Au procès, l’époux de Maria avait expliqué comment le praticien s’y était pris pour détourner la patiente du corps médical : La première fois que nous sommes allés chez lui, c’était pour guérir le cancer. Au bout d’une heure de discussion, nous étions convaincus qu’elle allait guérir.

Avant de se rendre chez Louis Vliegen, qui leur avait été recommandé par leur fils qui avait vaincu le cancer quelques années plus tôt bien qu’il ait arrêté sa chimio, les Schommers avaient pris un rendez-vous à l’hôpital. Mais ils ne se sont jamais présentés à la consultation.
Il nous a dit que selon lui, ce n’était pas nécessaire. Il nous a garanti 80 % de chances de guérison. Il nous disait que le cancer c’était quelque chose qu’on a dans la tête , avait ajouté l’époux.

Louis Vliegen a écopé de six mois de prison avec sursis et d’une amende de 5.500 euros.

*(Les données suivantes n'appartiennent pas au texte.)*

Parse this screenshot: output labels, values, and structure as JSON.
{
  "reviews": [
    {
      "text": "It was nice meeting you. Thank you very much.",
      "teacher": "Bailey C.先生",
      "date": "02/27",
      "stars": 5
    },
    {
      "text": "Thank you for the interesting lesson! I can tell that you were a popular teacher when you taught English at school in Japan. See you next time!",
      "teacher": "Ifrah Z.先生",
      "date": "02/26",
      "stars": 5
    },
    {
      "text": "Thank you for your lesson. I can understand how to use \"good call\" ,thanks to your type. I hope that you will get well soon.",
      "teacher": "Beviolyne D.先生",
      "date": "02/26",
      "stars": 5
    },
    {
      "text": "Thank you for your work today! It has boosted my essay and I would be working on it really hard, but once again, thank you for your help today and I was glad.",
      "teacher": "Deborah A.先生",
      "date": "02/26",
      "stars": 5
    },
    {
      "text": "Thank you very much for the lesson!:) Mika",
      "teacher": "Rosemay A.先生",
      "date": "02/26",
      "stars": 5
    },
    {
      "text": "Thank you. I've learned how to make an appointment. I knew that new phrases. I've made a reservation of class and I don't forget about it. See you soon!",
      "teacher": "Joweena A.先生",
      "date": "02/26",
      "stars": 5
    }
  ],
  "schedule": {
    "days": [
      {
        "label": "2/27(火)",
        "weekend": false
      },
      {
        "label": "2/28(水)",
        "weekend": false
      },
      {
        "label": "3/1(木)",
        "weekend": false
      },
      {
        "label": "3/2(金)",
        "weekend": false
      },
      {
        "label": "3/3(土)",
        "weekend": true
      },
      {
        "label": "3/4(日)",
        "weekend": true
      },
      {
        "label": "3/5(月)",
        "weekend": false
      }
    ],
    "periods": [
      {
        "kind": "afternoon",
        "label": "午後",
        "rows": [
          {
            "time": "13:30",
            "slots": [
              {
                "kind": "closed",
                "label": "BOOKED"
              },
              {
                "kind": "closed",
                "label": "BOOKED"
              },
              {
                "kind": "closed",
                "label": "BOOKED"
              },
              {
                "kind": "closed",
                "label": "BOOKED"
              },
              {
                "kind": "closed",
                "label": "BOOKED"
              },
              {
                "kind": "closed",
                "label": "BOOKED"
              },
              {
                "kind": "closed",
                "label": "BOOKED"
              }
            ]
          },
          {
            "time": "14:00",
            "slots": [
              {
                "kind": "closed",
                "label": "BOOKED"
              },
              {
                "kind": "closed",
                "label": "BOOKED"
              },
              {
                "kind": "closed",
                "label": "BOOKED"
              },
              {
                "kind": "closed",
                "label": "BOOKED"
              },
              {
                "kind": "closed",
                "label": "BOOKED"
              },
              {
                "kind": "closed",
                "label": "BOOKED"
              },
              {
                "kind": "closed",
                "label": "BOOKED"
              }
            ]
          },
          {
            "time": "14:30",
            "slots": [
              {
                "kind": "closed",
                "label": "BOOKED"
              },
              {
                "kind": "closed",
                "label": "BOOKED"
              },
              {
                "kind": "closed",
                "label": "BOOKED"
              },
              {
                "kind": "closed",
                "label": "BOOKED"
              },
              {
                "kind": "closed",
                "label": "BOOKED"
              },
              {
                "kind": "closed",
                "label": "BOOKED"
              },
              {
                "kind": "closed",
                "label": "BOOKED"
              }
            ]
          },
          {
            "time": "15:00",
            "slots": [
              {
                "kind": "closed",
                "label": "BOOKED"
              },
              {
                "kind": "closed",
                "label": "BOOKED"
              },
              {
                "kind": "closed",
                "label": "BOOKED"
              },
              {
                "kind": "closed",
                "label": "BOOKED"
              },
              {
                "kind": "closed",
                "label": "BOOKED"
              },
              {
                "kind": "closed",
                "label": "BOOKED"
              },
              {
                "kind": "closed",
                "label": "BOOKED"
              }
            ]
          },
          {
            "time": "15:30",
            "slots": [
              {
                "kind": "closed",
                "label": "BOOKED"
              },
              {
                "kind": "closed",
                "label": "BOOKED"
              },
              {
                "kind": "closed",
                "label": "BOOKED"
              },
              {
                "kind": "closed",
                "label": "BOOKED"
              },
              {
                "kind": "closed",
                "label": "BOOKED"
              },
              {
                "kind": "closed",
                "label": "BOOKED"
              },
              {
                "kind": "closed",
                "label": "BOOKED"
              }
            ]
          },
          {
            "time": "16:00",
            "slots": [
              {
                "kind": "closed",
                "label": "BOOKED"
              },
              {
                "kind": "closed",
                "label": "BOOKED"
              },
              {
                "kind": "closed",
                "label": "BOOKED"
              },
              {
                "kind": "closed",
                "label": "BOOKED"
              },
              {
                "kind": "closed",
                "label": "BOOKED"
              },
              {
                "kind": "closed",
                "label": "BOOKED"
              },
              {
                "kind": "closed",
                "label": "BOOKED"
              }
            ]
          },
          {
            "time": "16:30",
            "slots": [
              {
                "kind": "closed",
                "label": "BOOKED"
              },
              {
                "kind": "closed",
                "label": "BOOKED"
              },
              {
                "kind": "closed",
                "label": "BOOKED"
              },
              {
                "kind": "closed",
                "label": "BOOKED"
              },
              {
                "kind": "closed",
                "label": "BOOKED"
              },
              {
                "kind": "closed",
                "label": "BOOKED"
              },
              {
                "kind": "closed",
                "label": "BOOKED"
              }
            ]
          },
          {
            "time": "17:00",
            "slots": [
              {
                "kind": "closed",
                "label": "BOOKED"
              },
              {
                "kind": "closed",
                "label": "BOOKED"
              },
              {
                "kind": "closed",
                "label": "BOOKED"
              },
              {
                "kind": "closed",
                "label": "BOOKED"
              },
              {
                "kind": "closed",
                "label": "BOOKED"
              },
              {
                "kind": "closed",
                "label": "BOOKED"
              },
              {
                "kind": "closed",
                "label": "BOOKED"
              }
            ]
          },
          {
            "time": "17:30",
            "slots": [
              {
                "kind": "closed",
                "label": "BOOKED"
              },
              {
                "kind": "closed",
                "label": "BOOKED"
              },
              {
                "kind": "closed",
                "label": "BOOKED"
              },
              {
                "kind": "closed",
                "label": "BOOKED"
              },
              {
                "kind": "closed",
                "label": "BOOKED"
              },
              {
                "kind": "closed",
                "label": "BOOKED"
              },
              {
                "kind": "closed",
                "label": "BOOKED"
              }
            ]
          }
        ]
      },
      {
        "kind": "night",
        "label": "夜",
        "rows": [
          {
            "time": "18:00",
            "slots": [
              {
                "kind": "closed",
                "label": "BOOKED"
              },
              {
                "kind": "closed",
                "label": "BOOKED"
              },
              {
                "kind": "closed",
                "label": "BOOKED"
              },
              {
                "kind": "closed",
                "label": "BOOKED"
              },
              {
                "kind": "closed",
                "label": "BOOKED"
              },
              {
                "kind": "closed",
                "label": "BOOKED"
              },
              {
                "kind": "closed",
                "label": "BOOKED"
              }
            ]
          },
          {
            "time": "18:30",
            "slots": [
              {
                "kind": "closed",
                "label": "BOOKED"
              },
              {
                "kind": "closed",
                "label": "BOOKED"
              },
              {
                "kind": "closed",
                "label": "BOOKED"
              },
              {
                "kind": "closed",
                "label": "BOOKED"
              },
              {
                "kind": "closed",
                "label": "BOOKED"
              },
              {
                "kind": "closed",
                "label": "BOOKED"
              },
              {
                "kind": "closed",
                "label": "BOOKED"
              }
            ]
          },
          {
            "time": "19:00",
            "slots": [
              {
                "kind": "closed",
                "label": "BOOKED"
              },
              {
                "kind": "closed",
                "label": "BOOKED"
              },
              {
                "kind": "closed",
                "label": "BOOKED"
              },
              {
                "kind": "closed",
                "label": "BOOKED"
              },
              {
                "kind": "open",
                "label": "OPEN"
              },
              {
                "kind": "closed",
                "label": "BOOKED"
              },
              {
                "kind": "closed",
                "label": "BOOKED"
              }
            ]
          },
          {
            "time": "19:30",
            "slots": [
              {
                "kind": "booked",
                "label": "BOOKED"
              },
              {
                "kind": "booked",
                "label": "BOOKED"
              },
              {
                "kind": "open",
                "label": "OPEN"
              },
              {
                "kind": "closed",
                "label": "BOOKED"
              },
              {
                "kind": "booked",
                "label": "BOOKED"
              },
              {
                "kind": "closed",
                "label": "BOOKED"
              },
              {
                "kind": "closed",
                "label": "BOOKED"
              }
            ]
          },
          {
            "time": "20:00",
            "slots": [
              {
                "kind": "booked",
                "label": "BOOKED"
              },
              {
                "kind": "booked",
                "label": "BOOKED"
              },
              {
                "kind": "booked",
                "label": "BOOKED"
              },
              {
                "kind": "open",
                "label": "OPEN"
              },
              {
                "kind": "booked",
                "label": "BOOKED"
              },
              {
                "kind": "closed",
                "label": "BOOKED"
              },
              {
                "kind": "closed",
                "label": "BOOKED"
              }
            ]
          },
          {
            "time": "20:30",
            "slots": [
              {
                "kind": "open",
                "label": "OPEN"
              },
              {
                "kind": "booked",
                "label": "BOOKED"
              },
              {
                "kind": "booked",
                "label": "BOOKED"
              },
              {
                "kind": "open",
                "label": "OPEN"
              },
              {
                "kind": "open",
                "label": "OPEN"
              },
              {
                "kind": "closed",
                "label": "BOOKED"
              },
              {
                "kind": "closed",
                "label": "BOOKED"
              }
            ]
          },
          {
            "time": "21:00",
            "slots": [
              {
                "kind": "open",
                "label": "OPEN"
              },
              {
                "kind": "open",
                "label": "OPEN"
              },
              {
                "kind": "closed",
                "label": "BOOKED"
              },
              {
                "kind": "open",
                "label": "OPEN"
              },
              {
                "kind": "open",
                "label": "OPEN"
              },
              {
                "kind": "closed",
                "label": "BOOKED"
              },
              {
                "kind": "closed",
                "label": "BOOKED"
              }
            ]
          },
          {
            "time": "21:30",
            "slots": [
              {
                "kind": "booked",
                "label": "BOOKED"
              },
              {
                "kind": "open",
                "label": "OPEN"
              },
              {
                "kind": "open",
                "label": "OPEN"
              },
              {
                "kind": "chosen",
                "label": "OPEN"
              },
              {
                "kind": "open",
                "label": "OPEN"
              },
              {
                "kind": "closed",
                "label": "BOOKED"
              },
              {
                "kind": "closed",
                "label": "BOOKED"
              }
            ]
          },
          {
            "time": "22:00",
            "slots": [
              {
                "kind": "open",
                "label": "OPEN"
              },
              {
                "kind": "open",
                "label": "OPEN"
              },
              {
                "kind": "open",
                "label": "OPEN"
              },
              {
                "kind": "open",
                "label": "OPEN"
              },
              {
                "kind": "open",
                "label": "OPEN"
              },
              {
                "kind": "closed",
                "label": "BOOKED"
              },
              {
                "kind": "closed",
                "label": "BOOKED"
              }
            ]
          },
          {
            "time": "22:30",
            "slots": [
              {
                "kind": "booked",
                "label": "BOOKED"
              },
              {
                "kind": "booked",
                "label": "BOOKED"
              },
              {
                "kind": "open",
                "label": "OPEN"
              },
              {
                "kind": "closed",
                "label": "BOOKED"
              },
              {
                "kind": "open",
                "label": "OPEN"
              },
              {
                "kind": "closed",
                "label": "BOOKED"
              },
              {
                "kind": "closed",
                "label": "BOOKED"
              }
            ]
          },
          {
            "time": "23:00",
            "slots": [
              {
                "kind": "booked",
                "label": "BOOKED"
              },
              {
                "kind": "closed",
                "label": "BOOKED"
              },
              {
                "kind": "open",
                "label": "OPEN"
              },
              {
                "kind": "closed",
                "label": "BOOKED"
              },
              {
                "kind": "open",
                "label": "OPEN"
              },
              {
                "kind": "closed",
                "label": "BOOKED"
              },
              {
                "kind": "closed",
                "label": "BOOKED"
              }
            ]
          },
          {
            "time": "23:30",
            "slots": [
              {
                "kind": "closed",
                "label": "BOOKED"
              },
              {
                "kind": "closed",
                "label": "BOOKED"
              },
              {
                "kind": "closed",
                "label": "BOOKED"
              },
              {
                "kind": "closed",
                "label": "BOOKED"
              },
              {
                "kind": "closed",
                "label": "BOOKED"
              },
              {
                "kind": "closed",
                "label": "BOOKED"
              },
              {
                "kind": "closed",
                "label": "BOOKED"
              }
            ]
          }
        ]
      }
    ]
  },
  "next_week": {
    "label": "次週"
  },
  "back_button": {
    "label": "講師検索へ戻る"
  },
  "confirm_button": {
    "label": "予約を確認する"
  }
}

Ce signal que la justice a adressé à ceux qui s’improvisent guérisseurs a-t-il été bien reçu ? Sandrine Mathen n’en est pas convaincue. Disons que depuis le procès, certains sont passés dans la clandestinité. On voit bien que le ménage a été fait sur les sites internet pour gommer les références à la biologie totale.

Plus récemment, un nouveau courant aurait causé la mort de plusieurs personnes en Australie, en Grande-Bretagne, au Canada, en Allemagne et en Autriche. Le respirianisme, qui propose tout bonnement de se passer de nourriture solide. Un jeûne de 40 à 60 jours durant lequel l’adepte puise son énergie dans l’air et la lumière. Un peu maigre.